James bu tür insanlardan hoşlanmazdı. Onlarla uğraşmak, krallığın başkentindeki eski düzenbazlarla uğraşmaktan daha kolaydı.
“Bu iyi.” James, Cedric ve Leah’ın omzunu okşadı. “Yarın üçümüz düzgün bir şekilde konuşacağız. Şimdilik, ikiniz de dinlenebilesiniz diye erken bir akşam yemeği yiyelim.”
Kardeşler James’e teşekkür ettiler ve onu evin içinde takip ettiler. Anna, genç kız banyo yapabilsin diye hemen Leah’ı sürükledi. Yüzü ve kıyafetleri toz içindeydi ve bu Anna’nın kalbini acıttı.
Cedric de vücudundaki kiri yıkayabilmesi için Mordred tarafından misafir odasına götürüldü.
İki misafir uzaktayken James, William’dan Fushia’da gördüklerini kendisine anlatmasını istedi.
“Her şey mahvolmuştu.” William içini çekti. “Sanki bir kasırga Fushia’dan geçti ve yolundaki her şeyi yok etti. Tuğladan yapılmış evler bile Canavar Gelgiti’nin saldırısından kurtulamadı.”
James başını salladı. Bu sonucu önceden tahmin etmişti. Fushia ve Xynnar’ı yeniden inşa etme planları büyük bir girişimdi ve bunun gerçekleşmesi için uygun zemini hazırlaması gerekecekti.
“William, ayrıca sana söylemem gereken bir şey var.”
“Evet, büyükbaba?”
“Şu anda misafirlerimiz var,” dedi James, torununun kafasını eliyle ovuştururken. “Fetih Yüzüğü’nü etkinleştirirken doğru yeri ve zamanı seçmek en iyisidir.”

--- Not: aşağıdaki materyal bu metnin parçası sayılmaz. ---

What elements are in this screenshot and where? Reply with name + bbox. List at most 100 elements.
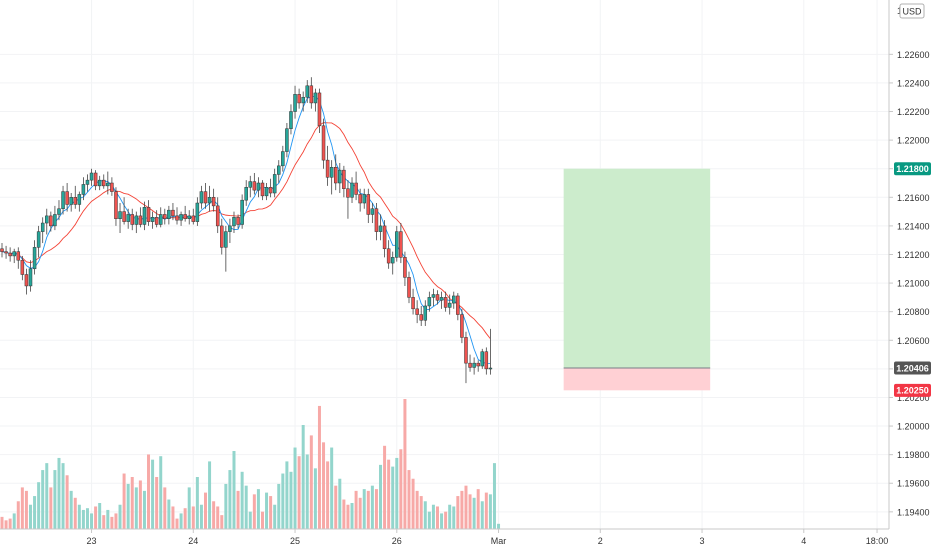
volume-bar bbox=[452, 506, 456, 529]
long-position-tool[interactable] bbox=[563, 168, 711, 391]
volume-bar bbox=[134, 487, 138, 529]
candle bbox=[53, 205, 57, 231]
candle bbox=[447, 294, 452, 315]
volume-bar bbox=[256, 489, 260, 529]
candle bbox=[390, 251, 395, 275]
candle bbox=[252, 172, 257, 195]
candle bbox=[32, 240, 37, 275]
volume-bar bbox=[179, 513, 183, 529]
candle bbox=[431, 288, 436, 306]
volume-bar bbox=[379, 464, 383, 529]
currency-badge[interactable]: USD bbox=[899, 3, 925, 19]
volume-bar bbox=[248, 511, 252, 529]
volume-bar bbox=[57, 457, 61, 529]
price-tick-label: 1.21400 bbox=[897, 221, 930, 231]
price-tick-label: 1.22200 bbox=[897, 107, 930, 117]
volume-bar bbox=[77, 504, 81, 529]
candle bbox=[407, 271, 411, 304]
time-tick-label: 3 bbox=[700, 536, 705, 546]
candle bbox=[142, 201, 147, 231]
volume-bar bbox=[49, 487, 53, 529]
volume-bar bbox=[102, 515, 106, 529]
volume-bar bbox=[220, 515, 224, 529]
candle bbox=[228, 218, 232, 244]
volume-bar bbox=[423, 501, 427, 529]
price-tick-label: 1.19600 bbox=[897, 479, 930, 489]
candle bbox=[232, 211, 236, 234]
time-axis[interactable]: 23 24 25 26 Mar 2 3 4 18:00 bbox=[0, 528, 889, 546]
price-axis[interactable]: 1.19400 1.19600 1.19800 1.20000 1.20200 1.204… bbox=[888, 0, 932, 550]
candle bbox=[24, 268, 29, 295]
candle bbox=[28, 260, 33, 292]
volume-bar bbox=[33, 496, 37, 529]
volume-bar bbox=[265, 492, 269, 529]
candle bbox=[12, 248, 16, 264]
candle bbox=[65, 183, 69, 212]
candle bbox=[45, 208, 49, 235]
candle bbox=[354, 171, 358, 201]
candle bbox=[199, 185, 204, 209]
volume-bar bbox=[98, 503, 102, 529]
candle bbox=[427, 291, 432, 312]
volume-bar bbox=[476, 489, 480, 529]
candle bbox=[20, 255, 25, 281]
volume-bar bbox=[370, 485, 374, 529]
candle bbox=[215, 197, 220, 234]
candle bbox=[8, 247, 12, 262]
candle bbox=[399, 223, 403, 264]
candle bbox=[443, 291, 448, 312]
volume-bar bbox=[435, 506, 439, 529]
candle bbox=[346, 180, 350, 219]
volume-bar bbox=[81, 509, 85, 529]
candle bbox=[419, 305, 423, 326]
volume-bar bbox=[395, 457, 399, 529]
volume-bar bbox=[399, 449, 403, 529]
candle bbox=[93, 170, 98, 191]
volume-bar bbox=[216, 506, 220, 529]
volume-bars bbox=[0, 399, 501, 529]
volume-bar bbox=[322, 442, 326, 529]
candle bbox=[146, 200, 151, 226]
volume-bar bbox=[138, 480, 142, 529]
volume-bar bbox=[53, 470, 57, 529]
candle bbox=[106, 171, 110, 195]
candle bbox=[297, 88, 301, 109]
candle bbox=[134, 211, 139, 234]
candle bbox=[464, 331, 468, 384]
stop-loss-label: 1.20250 bbox=[896, 386, 929, 396]
volume-bar bbox=[330, 447, 334, 529]
time-tick-label: Mar bbox=[491, 536, 507, 546]
volume-bar bbox=[8, 518, 12, 529]
price-labels: 1.21800 1.20406 1.20250 bbox=[894, 162, 931, 397]
loss-zone bbox=[563, 368, 711, 391]
volume-bar bbox=[236, 490, 240, 529]
volume-bar bbox=[334, 485, 338, 529]
volume-bar bbox=[497, 523, 501, 529]
candle bbox=[452, 291, 456, 309]
candle bbox=[468, 354, 472, 372]
volume-bar bbox=[208, 461, 212, 529]
volume-bar bbox=[41, 470, 45, 529]
volume-bar bbox=[65, 475, 69, 529]
candle bbox=[110, 177, 114, 196]
volume-bar bbox=[20, 487, 24, 529]
volume-bar bbox=[317, 405, 321, 529]
volume-bar bbox=[362, 489, 366, 529]
volume-bar bbox=[342, 499, 346, 529]
time-tick-label: 23 bbox=[87, 536, 97, 546]
price-tick-label: 1.22400 bbox=[897, 78, 930, 88]
volume-bar bbox=[94, 506, 98, 529]
volume-bar bbox=[183, 508, 187, 529]
candle bbox=[325, 145, 330, 186]
candle bbox=[386, 240, 391, 269]
volume-bar bbox=[37, 482, 41, 529]
volume-bar bbox=[366, 490, 370, 529]
volume-bar bbox=[142, 490, 146, 529]
candle bbox=[191, 208, 196, 225]
volume-bar bbox=[419, 496, 423, 529]
take-profit-badge bbox=[894, 162, 931, 176]
candle bbox=[395, 225, 399, 262]
candle bbox=[171, 203, 175, 221]
volume-bar bbox=[488, 494, 492, 529]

Büyükbabasının sözlerini duyunca William’ın bedeni kaskatı kesildi. Başını kaldırdı ve büyükbabasının eğlenen yüzünü gördü. Yaşlı adamın yüzünde “Geçen Yaz ne yaptığını biliyorum” sırıtışı vardı.
Noktaları birleştirmek William için zor olmadı. Yüzük babasına ait olduğu için büyükbabasının onun sırrını bilmesi doğaldı.

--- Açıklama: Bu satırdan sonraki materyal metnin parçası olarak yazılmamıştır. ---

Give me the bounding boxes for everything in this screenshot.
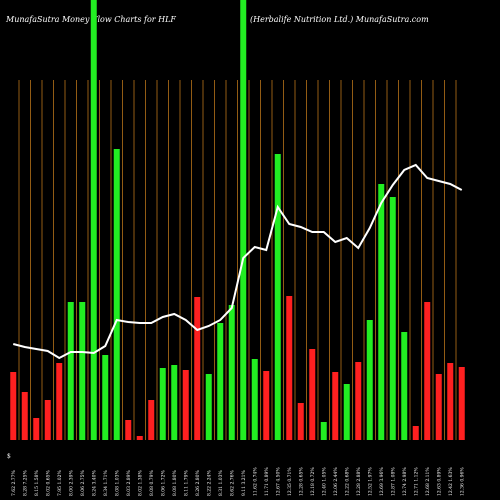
x-tick-label: 9.11 3.21% — [241, 470, 247, 496]
bar — [171, 365, 178, 440]
currency-symbol: $ — [7, 453, 11, 460]
bar — [401, 332, 408, 440]
bar — [205, 374, 212, 440]
x-tick-label: 12.28 0.65% — [298, 467, 304, 496]
x-tick-label: 8.62 2.76% — [229, 470, 235, 496]
x-tick-label: 12.67 4.50% — [275, 467, 281, 496]
x-tick-label: 12.69 3.96% — [379, 467, 385, 496]
bar — [228, 305, 235, 440]
x-tick-label: 12.52 1.97% — [367, 467, 373, 496]
x-tick-label: 8.06 1.72% — [160, 470, 166, 496]
x-tick-label: 8.08 0.79% — [149, 470, 155, 496]
x-tick-label: 12.40 1.05% — [321, 467, 327, 496]
x-tick-label: 8.15 1.58% — [34, 470, 40, 496]
bar — [90, 0, 97, 440]
bar — [458, 367, 465, 440]
bar — [297, 403, 304, 440]
bar — [366, 320, 373, 440]
x-tick-label: 8.31 1.03% — [218, 470, 224, 496]
bar — [79, 302, 86, 440]
bar — [389, 197, 396, 440]
bar — [159, 368, 166, 440]
bar — [274, 154, 281, 440]
bar — [44, 400, 51, 440]
bar — [412, 426, 419, 440]
x-tick-label: 8.26 2.80% — [195, 470, 201, 496]
bar — [332, 372, 339, 440]
x-tick-label: 8.06 2.75% — [80, 470, 86, 496]
bar — [424, 302, 431, 440]
x-tick-label: 8.00 2.39% — [68, 470, 74, 496]
bar — [21, 392, 28, 440]
x-tick-label: 8.03 2.89% — [126, 470, 132, 496]
x-tick-label: 12.28 2.88% — [356, 467, 362, 496]
x-tick-label: 12.36 0.96% — [459, 467, 465, 496]
x-tick-label: 12.18 0.72% — [310, 467, 316, 496]
bar — [251, 359, 258, 440]
bar — [217, 323, 224, 440]
bar — [240, 0, 247, 440]
x-tick-label: 7.62 2.77% — [11, 470, 17, 496]
bar — [447, 363, 454, 440]
bar — [56, 363, 63, 440]
bar — [125, 420, 132, 440]
money-flow-line — [12, 163, 463, 360]
bar — [343, 384, 350, 440]
bar — [102, 355, 109, 440]
x-tick-label: 12.68 2.11% — [425, 467, 431, 496]
x-tick-label: 12.22 0.68% — [344, 467, 350, 496]
x-tick-label: 8.02 0.65% — [45, 470, 51, 496]
x-tick-label: 11.71 0.89% — [264, 467, 270, 496]
bar — [378, 184, 385, 440]
x-tick-label: 8.08 1.80% — [172, 470, 178, 496]
bar — [320, 422, 327, 440]
x-tick-label: 12.06 2.44% — [333, 467, 339, 496]
bar — [263, 371, 270, 440]
x-tick-label: 12.35 0.71% — [287, 467, 293, 496]
x-tick-label: 8.02 1.38% — [137, 470, 143, 496]
x-tick-label: 7.95 1.02% — [57, 470, 63, 496]
chart-title: MunafaSutra Money Flow Charts for HLF — [5, 15, 176, 24]
x-tick-label: 11.62 0.74% — [252, 467, 258, 496]
x-tick-label: 8.11 1.79% — [183, 470, 189, 496]
chart-subtitle: (Herbalife Nutrition Ltd.) MunafaSutra.c… — [250, 15, 429, 24]
x-tick-label: 12.74 2.98% — [402, 467, 408, 496]
bar — [182, 370, 189, 440]
x-tick-label: 8.08 1.03% — [114, 470, 120, 496]
x-tick-label: 12.42 1.63% — [448, 467, 454, 496]
x-tick-label: 12.63 0.89% — [436, 467, 442, 496]
bar — [148, 400, 155, 440]
x-tick-label: 12.87 1.08% — [390, 467, 396, 496]
x-tick-label: 8.24 3.40% — [91, 470, 97, 496]
bar — [309, 349, 316, 440]
x-tick-label: 8.28 7.25% — [22, 470, 28, 496]
bar — [194, 297, 201, 440]
bar — [355, 362, 362, 440]
bar — [67, 302, 74, 440]
bar — [136, 436, 143, 440]
x-tick-label: 8.34 1.71% — [103, 470, 109, 496]
bar — [113, 149, 120, 440]
bar — [33, 418, 40, 440]
bar — [10, 372, 17, 440]
bar — [286, 296, 293, 440]
bar — [435, 374, 442, 440]
x-tick-label: 12.71 1.12% — [413, 467, 419, 496]
x-tick-label: 8.22 2.24% — [206, 470, 212, 496]
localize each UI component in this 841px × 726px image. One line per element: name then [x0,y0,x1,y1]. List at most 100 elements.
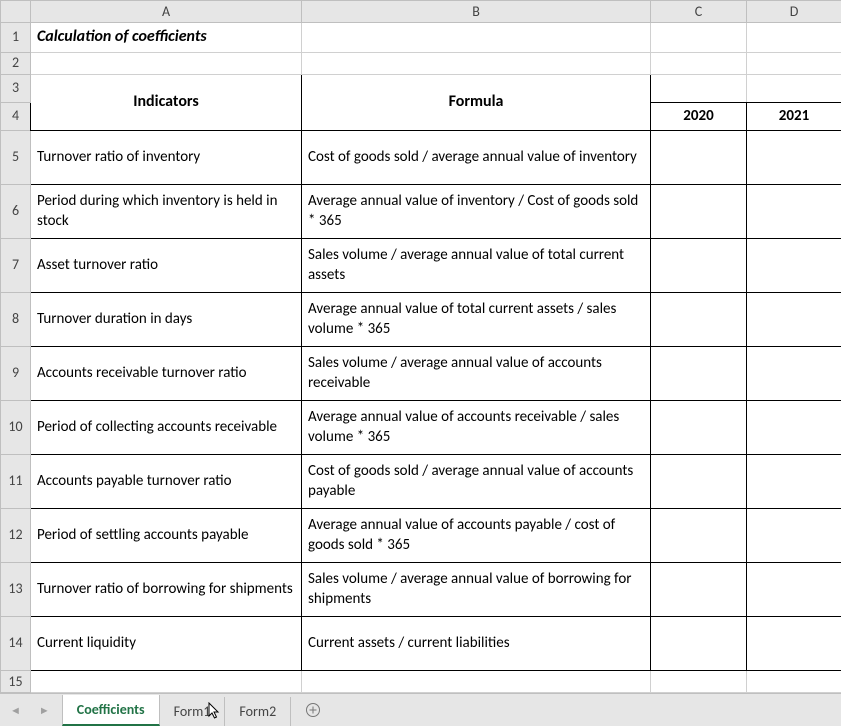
row-header-7[interactable]: 7 [1,239,31,293]
cell-D15[interactable] [747,671,841,693]
formula-text: Sales volume / average annual value of a… [302,350,650,397]
header-year-2021[interactable]: 2021 [747,102,841,131]
cell-A6[interactable]: Period during which inventory is held in… [31,185,302,239]
cell-C1[interactable] [651,23,747,53]
row-12: 12 Period of settling accounts payable A… [1,509,841,563]
cell-C5[interactable] [651,131,747,185]
formula-text: Current assets / current liabilities [302,630,650,658]
add-sheet-button[interactable] [291,694,335,726]
cell-D2[interactable] [747,52,841,74]
row-header-12[interactable]: 12 [1,509,31,563]
cell-B10[interactable]: Average annual value of accounts receiva… [302,401,651,455]
header-formula[interactable]: Formula [302,74,651,131]
cell-C6[interactable] [651,185,747,239]
row-header-8[interactable]: 8 [1,293,31,347]
sheet-tab-coefficients[interactable]: Coefficients [62,695,160,726]
sheet-tab-form2[interactable]: Form2 [225,697,291,726]
cell-D9[interactable] [747,347,841,401]
header-year-2020[interactable]: 2020 [651,102,747,131]
cell-B11[interactable]: Cost of goods sold / average annual valu… [302,455,651,509]
sheet-tab-label: Coefficients [77,701,145,718]
nav-prev-icon[interactable]: ◄ [10,704,21,717]
cell-B12[interactable]: Average annual value of accounts payable… [302,509,651,563]
cell-A12[interactable]: Period of settling accounts payable [31,509,302,563]
row-14: 14 Current liquidity Current assets / cu… [1,617,841,671]
cell-A10[interactable]: Period of collecting accounts receivable [31,401,302,455]
cell-C9[interactable] [651,347,747,401]
formula-text: Average annual value of total current as… [302,296,650,343]
cell-A9[interactable]: Accounts receivable turnover ratio [31,347,302,401]
cell-D12[interactable] [747,509,841,563]
cell-C8[interactable] [651,293,747,347]
cell-A11[interactable]: Accounts payable turnover ratio [31,455,302,509]
cell-D13[interactable] [747,563,841,617]
cell-D3[interactable] [747,74,841,102]
cell-A2[interactable] [31,52,302,74]
sheet-tab-form1[interactable]: Form1 [160,697,226,726]
cell-B7[interactable]: Sales volume / average annual value of t… [302,239,651,293]
header-indicators[interactable]: Indicators [31,74,302,131]
cell-A13[interactable]: Turnover ratio of borrowing for shipment… [31,563,302,617]
formula-text: Average annual value of accounts receiva… [302,404,650,451]
row-3: 3 Indicators Formula [1,74,841,102]
cell-B5[interactable]: Cost of goods sold / average annual valu… [302,131,651,185]
cell-A8[interactable]: Turnover duration in days [31,293,302,347]
nav-next-icon[interactable]: ► [39,704,50,717]
column-header-A[interactable]: A [31,1,302,23]
select-all-corner[interactable] [1,1,31,23]
cell-B8[interactable]: Average annual value of total current as… [302,293,651,347]
cell-B13[interactable]: Sales volume / average annual value of b… [302,563,651,617]
indicator-label: Turnover ratio of inventory [31,144,301,172]
row-header-15[interactable]: 15 [1,671,31,693]
cell-D5[interactable] [747,131,841,185]
column-header-D[interactable]: D [747,1,841,23]
indicator-label: Period of settling accounts payable [31,522,301,550]
cell-D14[interactable] [747,617,841,671]
cell-B9[interactable]: Sales volume / average annual value of a… [302,347,651,401]
spreadsheet-grid[interactable]: A B C D 1 Calculation of coefficients 2 … [0,0,841,693]
row-header-4[interactable]: 4 [1,102,31,131]
column-header-C[interactable]: C [651,1,747,23]
row-header-13[interactable]: 13 [1,563,31,617]
row-7: 7 Asset turnover ratio Sales volume / av… [1,239,841,293]
cell-D7[interactable] [747,239,841,293]
row-header-9[interactable]: 9 [1,347,31,401]
cell-B6[interactable]: Average annual value of inventory / Cost… [302,185,651,239]
cell-C11[interactable] [651,455,747,509]
cell-B2[interactable] [302,52,651,74]
indicator-label: Asset turnover ratio [31,252,301,280]
cell-D8[interactable] [747,293,841,347]
row-header-11[interactable]: 11 [1,455,31,509]
cell-C12[interactable] [651,509,747,563]
cell-C2[interactable] [651,52,747,74]
column-header-B[interactable]: B [302,1,651,23]
cell-B15[interactable] [302,671,651,693]
cell-C10[interactable] [651,401,747,455]
row-header-2[interactable]: 2 [1,52,31,74]
cell-C7[interactable] [651,239,747,293]
cell-A14[interactable]: Current liquidity [31,617,302,671]
cell-D1[interactable] [747,23,841,53]
cell-B1[interactable] [302,23,651,53]
cell-C3[interactable] [651,74,747,102]
row-header-1[interactable]: 1 [1,23,31,53]
cell-A1[interactable]: Calculation of coefficients [31,23,302,53]
column-header-row: A B C D [1,1,841,23]
row-header-10[interactable]: 10 [1,401,31,455]
row-header-6[interactable]: 6 [1,185,31,239]
row-header-14[interactable]: 14 [1,617,31,671]
row-header-3[interactable]: 3 [1,74,31,102]
cell-C13[interactable] [651,563,747,617]
cell-C15[interactable] [651,671,747,693]
cell-C14[interactable] [651,617,747,671]
row-15: 15 [1,671,841,693]
cell-D10[interactable] [747,401,841,455]
cell-A15[interactable] [31,671,302,693]
cell-D6[interactable] [747,185,841,239]
cell-A7[interactable]: Asset turnover ratio [31,239,302,293]
cell-D11[interactable] [747,455,841,509]
cell-A5[interactable]: Turnover ratio of inventory [31,131,302,185]
row-header-5[interactable]: 5 [1,131,31,185]
cell-B14[interactable]: Current assets / current liabilities [302,617,651,671]
row-2: 2 [1,52,841,74]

Genç çocuk hafifçe öksürdü ve anlayışla başını salladı. James ona başka bir hatırlatma verdiğinde keçi ağılına gitmek üzereydi.
James, “Güvenlik her zaman önceliğiniz olmalıdır,” diye tavsiyede bulundu. “Çevrenizin farkında olun ve gerektiğinde geri çekilin. Hayat değerlidir. Anlıyor musunuz Will?”

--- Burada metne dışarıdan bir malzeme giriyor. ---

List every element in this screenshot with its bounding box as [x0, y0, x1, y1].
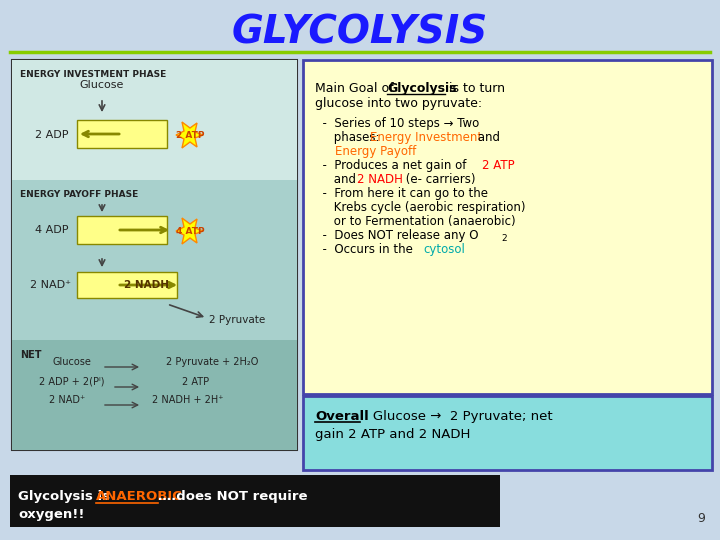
Text: 2 NADH: 2 NADH: [125, 280, 169, 290]
Text: 2 ATP: 2 ATP: [182, 377, 209, 387]
Text: 2 ADP: 2 ADP: [35, 130, 68, 140]
Text: gain 2 ATP and 2 NADH: gain 2 ATP and 2 NADH: [315, 428, 470, 441]
FancyBboxPatch shape: [12, 60, 297, 180]
Text: Glycolysis is: Glycolysis is: [18, 490, 114, 503]
FancyBboxPatch shape: [77, 120, 167, 148]
Text: Energy Investment: Energy Investment: [370, 131, 482, 144]
Text: ANAEROBIC: ANAEROBIC: [96, 490, 183, 503]
Text: 2 NADH + 2H⁺: 2 NADH + 2H⁺: [152, 395, 223, 405]
Polygon shape: [176, 122, 203, 148]
FancyBboxPatch shape: [12, 340, 297, 450]
Polygon shape: [176, 218, 203, 244]
Text: 2 ATP: 2 ATP: [176, 131, 204, 139]
Text: ….does NOT require: ….does NOT require: [158, 490, 307, 503]
Text: 9: 9: [697, 512, 705, 525]
Text: -  Produces a net gain of: - Produces a net gain of: [315, 159, 470, 172]
Text: 2 NAD⁺: 2 NAD⁺: [49, 395, 85, 405]
Text: and: and: [315, 173, 360, 186]
Text: 4 ATP: 4 ATP: [176, 226, 204, 235]
Text: (e- carriers): (e- carriers): [402, 173, 475, 186]
Text: -  Occurs in the: - Occurs in the: [315, 243, 417, 256]
Text: GLYCOLYSIS: GLYCOLYSIS: [232, 13, 488, 51]
Text: Krebs cycle (aerobic respiration): Krebs cycle (aerobic respiration): [315, 201, 526, 214]
FancyBboxPatch shape: [303, 396, 712, 470]
Text: 2 NAD⁺: 2 NAD⁺: [30, 280, 71, 290]
Text: 2 Pyruvate + 2H₂O: 2 Pyruvate + 2H₂O: [166, 357, 258, 367]
Text: :  Glucose →  2 Pyruvate; net: : Glucose → 2 Pyruvate; net: [360, 410, 553, 423]
Text: Glucose: Glucose: [53, 357, 91, 367]
Text: Overall: Overall: [315, 410, 369, 423]
Text: NET: NET: [20, 350, 42, 360]
Text: phases:: phases:: [315, 131, 383, 144]
FancyBboxPatch shape: [77, 216, 167, 244]
Text: 2 NADH: 2 NADH: [357, 173, 403, 186]
FancyBboxPatch shape: [77, 272, 177, 298]
Text: 2 Pyruvate: 2 Pyruvate: [209, 315, 265, 325]
FancyBboxPatch shape: [303, 60, 712, 394]
FancyBboxPatch shape: [12, 60, 297, 450]
FancyBboxPatch shape: [10, 475, 500, 527]
Text: Energy Payoff: Energy Payoff: [335, 145, 416, 158]
Text: Glycolysis: Glycolysis: [387, 82, 456, 95]
Text: oxygen!!: oxygen!!: [18, 508, 84, 521]
Text: 2 ATP: 2 ATP: [482, 159, 515, 172]
Text: or to Fermentation (anaerobic): or to Fermentation (anaerobic): [315, 215, 516, 228]
Text: 2: 2: [501, 234, 507, 243]
Text: is to turn: is to turn: [445, 82, 505, 95]
Text: ENERGY INVESTMENT PHASE: ENERGY INVESTMENT PHASE: [20, 70, 166, 79]
FancyBboxPatch shape: [12, 180, 297, 340]
Text: ENERGY PAYOFF PHASE: ENERGY PAYOFF PHASE: [20, 190, 138, 199]
Text: Main Goal of: Main Goal of: [315, 82, 397, 95]
Text: 4 ADP: 4 ADP: [35, 225, 68, 235]
Text: -  From here it can go to the: - From here it can go to the: [315, 187, 488, 200]
Text: glucose into two pyruvate:: glucose into two pyruvate:: [315, 97, 482, 110]
Text: 2 ADP + 2(Pᴵ): 2 ADP + 2(Pᴵ): [40, 377, 104, 387]
Text: Glucose: Glucose: [80, 80, 124, 90]
Text: and: and: [474, 131, 500, 144]
Text: -  Series of 10 steps → Two: - Series of 10 steps → Two: [315, 117, 480, 130]
Text: -  Does NOT release any O: - Does NOT release any O: [315, 229, 479, 242]
Text: cytosol: cytosol: [423, 243, 465, 256]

“Evet, büyükbaba,” diye yanıtladı William. Yaşlı adama ciddi bir ifadeyle baktı. “Dikkatli olacağım.”
“İyi. Yakın zamanda benim yüzümden ölme. Hâlâ birkaç yıl içinde torunlarımı kucağıma almayı bekliyorum.”
“O-oraya vardığımızda şu köprüyü geçelim, Büyükbaba.”
William dış görünüşüyle narsist olmayı sevse de, ilişkiler konusunda yine de gerçekçi bir yaklaşımı vardı. Tüm sağlıklı genç erkekler gibi o da karşı cinse çok ilgiliydi.
Ne yazık ki, William’ın Belle ile geçirdiği kısa birkaç saat dışında iş romantizm konusunda hiçbir tecrübesi yoktu. Bu dünyada kalbini göğsünün içinde çılgınca attıracak bir kız bulabileceğini umuyordu.